If you have been reading this blog, then you know that from the beginning I have aimed to balance the personal with the political. But in the last month, ever since my wife was diagnosed with colon cancer, the personal has overwhelmed the political for me.
The immediate concerns of our family have almost completely drowned out the stakes, the strategy, the guesswork, the appeal, of politics.
(Although I have to admit that my wife did tack an Obama sign above her hospital bed, and we did convince one of her nurses, who was wavering, to vote for him in the California primary on Feb 5! But I felt, and continue to feel, as if the ongoing campaign is taking place in a parallel universe.)
So from this new position, far removed from politics, I resume this blog with a question: Do politics matter?
I mean, really matter?
Or are contemporary politics no more than a form of entertainment -- like the Oscars? (Was it McCain who quipped once that Washington D.C. was best described as "Hollywood for ugly people"?)
My conclusion -- which surprises me, considering my state of mind these days -- is that politics do matter.
Sure, the consequential political questions of our time are surrounded by a whole lot of dross. But even with all of our other concerns, my wife and I still find ourselves talking politics at the end of the day. Last night I came out from brushing my teeth with a point about the latent racist innuendos which lie behind the "experience' argument for Hillary. My wife later reminded me of some of the implications of a "President McCain" administration in terms of the survival of the doctrine of pre-emptive war. Earlier in the day we casually agreed about the worrisome implications of the low savings rate of U.S. consumers and the national debt to China...
Okay, this may sound more like politics as therapy (not advisable, I would imagine). But the fact is that these and so many other issues continue to matter to us, for the simple reason that -- despite how silly this sounds to say -- they are part of us.
Why should our national debt to China have anything to do with me and my wife right now?
Well, what is the boundary of the self? First there are our physical bodies, mine and (of more importance right now) my wife's. But nobody would suggest that our bodies should be the outer limit of our concern.
Beyond our bodies, there is our community of close family and friends -- our "loved ones," as the wonderfully descriptive saying goes. This is quite obviously part of who we are. And as soon as I expand my idea of self to include these relationships, then I have opened the circle up to the many concerns and influences which affect these people too.
I find that any attempt to trace the boundaries of the self follows a geometric, not a linear, progression: it soon includes a world, not a single person. And we find ourselves back in the arena.
It is an obvious point, perhaps, that we are not alone, that we are connected to many overlapping communities larger than ourselves. But it takes a terrifying situation like the one I am in now to see that it is really true! Not just pleasing rhetoric -- really true!
In his Meditation XVII, John Donne famously wrote: "Never send to know for whom the bell tolls; it tolls for thee." I hear that truth now.
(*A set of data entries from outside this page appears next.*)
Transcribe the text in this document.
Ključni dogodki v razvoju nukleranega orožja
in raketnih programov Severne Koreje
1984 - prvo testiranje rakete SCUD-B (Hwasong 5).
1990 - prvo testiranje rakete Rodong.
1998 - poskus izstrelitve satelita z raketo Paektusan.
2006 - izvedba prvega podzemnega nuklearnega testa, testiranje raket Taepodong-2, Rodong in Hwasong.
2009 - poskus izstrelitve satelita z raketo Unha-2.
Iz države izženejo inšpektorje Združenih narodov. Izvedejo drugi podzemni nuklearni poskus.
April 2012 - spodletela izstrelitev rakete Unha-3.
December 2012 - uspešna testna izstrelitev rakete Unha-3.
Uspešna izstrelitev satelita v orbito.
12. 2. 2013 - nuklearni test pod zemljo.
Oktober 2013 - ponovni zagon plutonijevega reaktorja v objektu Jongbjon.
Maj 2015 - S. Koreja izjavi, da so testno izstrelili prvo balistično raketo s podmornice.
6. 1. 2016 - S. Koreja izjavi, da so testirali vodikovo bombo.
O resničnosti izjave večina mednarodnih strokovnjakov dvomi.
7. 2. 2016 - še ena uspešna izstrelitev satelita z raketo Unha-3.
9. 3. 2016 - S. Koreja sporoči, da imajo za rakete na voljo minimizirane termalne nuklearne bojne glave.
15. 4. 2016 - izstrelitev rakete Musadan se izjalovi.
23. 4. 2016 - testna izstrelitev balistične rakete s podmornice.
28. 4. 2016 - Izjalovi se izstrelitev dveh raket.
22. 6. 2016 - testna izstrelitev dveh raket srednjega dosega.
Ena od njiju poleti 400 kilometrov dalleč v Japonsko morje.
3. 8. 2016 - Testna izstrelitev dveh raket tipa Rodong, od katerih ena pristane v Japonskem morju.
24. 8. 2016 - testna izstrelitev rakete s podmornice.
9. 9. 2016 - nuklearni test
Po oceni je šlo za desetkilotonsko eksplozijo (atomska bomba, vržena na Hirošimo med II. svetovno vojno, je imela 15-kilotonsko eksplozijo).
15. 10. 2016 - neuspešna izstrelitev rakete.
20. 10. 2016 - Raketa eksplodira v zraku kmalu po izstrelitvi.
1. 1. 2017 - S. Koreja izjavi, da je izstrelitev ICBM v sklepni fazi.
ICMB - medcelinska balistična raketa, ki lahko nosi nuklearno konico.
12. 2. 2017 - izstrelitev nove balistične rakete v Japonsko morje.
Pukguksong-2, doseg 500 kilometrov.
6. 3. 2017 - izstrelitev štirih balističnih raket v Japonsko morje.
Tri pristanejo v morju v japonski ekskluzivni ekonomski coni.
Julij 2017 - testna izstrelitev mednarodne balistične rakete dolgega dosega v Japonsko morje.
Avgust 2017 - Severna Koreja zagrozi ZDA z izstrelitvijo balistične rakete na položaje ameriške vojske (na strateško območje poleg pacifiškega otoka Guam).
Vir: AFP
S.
It is true going from the personal to the political: the unexpected arrival of cancer in my 36-year-old wife is perhaps a bell which tolls for you as it does for us -- in the sense that it may affect your worldview. But it is also true going the other direction, following the political to the personal: McCain and Obama's back-and-forth over the weekend about whether they would agree to public financing in the general election is a bell which tolls for me and my family. It may affect us in ways we can never predict.
We don't need to pay attention. The beauty of it is that each of us pays attention to the bells he or she can hear. They ring for us.
And then there's always the more obvious way that politics really does matter: the only health insurance plan which I could find for my wife caps her coverage at $75,000 per year. Clinton or Obama's plans would change that by requiring health care insurers to provide for people without reference to pre-existing conditions. McCain's would not. Simple.